Ensuite, ceux qui sont dans cette logique malthusianiste du développement de la voile et s’opposent aux partisans d’une réflexion sur la diversité de l’offre se trompent de combat et sur les intentions de ces derniers :

Départ Skiff GranvilleCe n’est pas parce que nous sommes favorables à une diversification de l’offre d’animations, de supports, à la promotion de l’intérserie que nous sommes contre la monotypie. Nous sommes contre la prétention des malthusianistes à penser que seule la monotypie répond aux attentes de l’immense majorité des pratiquants de voile. L’intersérie n’est qu’un outil, un moyen, une forme d’animation susceptible de rassembler le plus largement possible quand la monotypie tend à cloisonner, à restreindre, à exclure et à survaloriser la question du matériel au détriment de la question de l’animation. La promotion de la régate intersérie n’est ni plus ni moins qu’une forme d’animation compétitive pour permettre à chacun quelque soit son bateau de se confronter aux autres, ce qui est l’essence même du jeu de la régate. Et si la pratique intersérie n’empêche pas la régate monotype, l’inverse est plutôt rare, illustrant par la même leur complexe de supériorité et leur représentation hiérarchisée de la pratique de la voile de compétition et de club.
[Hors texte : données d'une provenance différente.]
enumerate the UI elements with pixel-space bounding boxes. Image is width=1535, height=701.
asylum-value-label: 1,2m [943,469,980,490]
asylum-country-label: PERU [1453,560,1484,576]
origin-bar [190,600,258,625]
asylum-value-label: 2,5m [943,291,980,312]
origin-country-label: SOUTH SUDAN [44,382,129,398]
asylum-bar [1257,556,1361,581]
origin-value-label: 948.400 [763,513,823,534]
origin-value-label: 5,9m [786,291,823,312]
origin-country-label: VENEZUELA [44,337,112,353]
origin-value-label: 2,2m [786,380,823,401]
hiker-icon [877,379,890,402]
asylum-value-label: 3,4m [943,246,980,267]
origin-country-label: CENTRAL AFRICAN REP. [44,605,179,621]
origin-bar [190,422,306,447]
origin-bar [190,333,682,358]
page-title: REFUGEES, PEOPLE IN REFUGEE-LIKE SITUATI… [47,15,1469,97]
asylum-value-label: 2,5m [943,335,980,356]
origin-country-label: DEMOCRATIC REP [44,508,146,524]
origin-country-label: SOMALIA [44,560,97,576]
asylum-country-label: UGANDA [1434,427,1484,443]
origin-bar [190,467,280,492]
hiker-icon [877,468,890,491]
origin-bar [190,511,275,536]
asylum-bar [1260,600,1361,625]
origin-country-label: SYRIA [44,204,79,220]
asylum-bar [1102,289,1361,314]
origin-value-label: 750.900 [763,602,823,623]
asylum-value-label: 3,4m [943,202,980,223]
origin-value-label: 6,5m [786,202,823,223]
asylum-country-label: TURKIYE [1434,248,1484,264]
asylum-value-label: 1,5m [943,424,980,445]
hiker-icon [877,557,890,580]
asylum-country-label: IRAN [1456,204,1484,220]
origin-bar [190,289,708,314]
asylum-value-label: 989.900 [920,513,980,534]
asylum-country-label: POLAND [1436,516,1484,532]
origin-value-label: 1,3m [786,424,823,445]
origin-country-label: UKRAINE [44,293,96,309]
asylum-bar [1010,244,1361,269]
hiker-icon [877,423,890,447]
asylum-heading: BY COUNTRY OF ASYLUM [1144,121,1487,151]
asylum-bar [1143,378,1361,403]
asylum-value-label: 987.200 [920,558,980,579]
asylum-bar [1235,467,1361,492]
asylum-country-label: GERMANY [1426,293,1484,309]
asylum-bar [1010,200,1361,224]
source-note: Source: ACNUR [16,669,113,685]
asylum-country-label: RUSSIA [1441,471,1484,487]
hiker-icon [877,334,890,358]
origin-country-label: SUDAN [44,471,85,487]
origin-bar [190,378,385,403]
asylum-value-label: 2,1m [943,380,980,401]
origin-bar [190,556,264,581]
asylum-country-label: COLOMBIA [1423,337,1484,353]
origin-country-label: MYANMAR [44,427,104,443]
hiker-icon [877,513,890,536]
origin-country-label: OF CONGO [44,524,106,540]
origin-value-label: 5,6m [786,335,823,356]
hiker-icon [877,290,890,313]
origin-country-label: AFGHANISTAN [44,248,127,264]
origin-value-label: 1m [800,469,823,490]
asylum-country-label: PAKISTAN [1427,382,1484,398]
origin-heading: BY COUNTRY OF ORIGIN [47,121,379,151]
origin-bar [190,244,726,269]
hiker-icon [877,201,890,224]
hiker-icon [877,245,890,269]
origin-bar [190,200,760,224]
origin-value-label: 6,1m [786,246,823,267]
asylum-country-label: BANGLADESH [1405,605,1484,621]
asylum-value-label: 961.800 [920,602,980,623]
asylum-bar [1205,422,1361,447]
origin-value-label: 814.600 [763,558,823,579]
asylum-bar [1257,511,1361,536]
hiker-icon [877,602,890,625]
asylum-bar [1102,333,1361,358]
Enfin, n’étant pas à une contradiction près, les malthusianistes sont généralement aussi les grands pourfendeurs du concept de flotte collective qui repose pourtant en grande partie sur la monotypie, preuve encore une fois que c’est moins la monotypie parée de toutes les vertus morales qu’ils défendent qu’une vision restreinte du développement de la voile. Pire encore ces malthusianistes sont capables d’aller plus loin encore dans la contradiction. Leur nouveau cheval de bataille, c’est le haut-niveau globalisé, la transversalité dans le monde du haut niveau, le passage d’une série à l’autre ou du moins la multiplication des expériences dans divers domaines de la voile de haut niveau. Mais comment faire pour que cela ne reste pas que du discours quand tout le reste repose sur cette vision malthusianiste du développement du sport et une politique restrictive de filière et de cloisonnement ?

Les débats qui agitent le monde de la voile sur la question de son développement ne doivent donc en aucun cas se réduire à un débat stérile et réducteur, monotypie versus intersérie. Ce n’est qu’un aspect d’une opposition entre ceux qui sont partisans d’une approche malthusienne quand les autres sont favorables à la diversification de l’offre. Et ceux qui se présentent comme les modernes ne le sont pas tant que cela.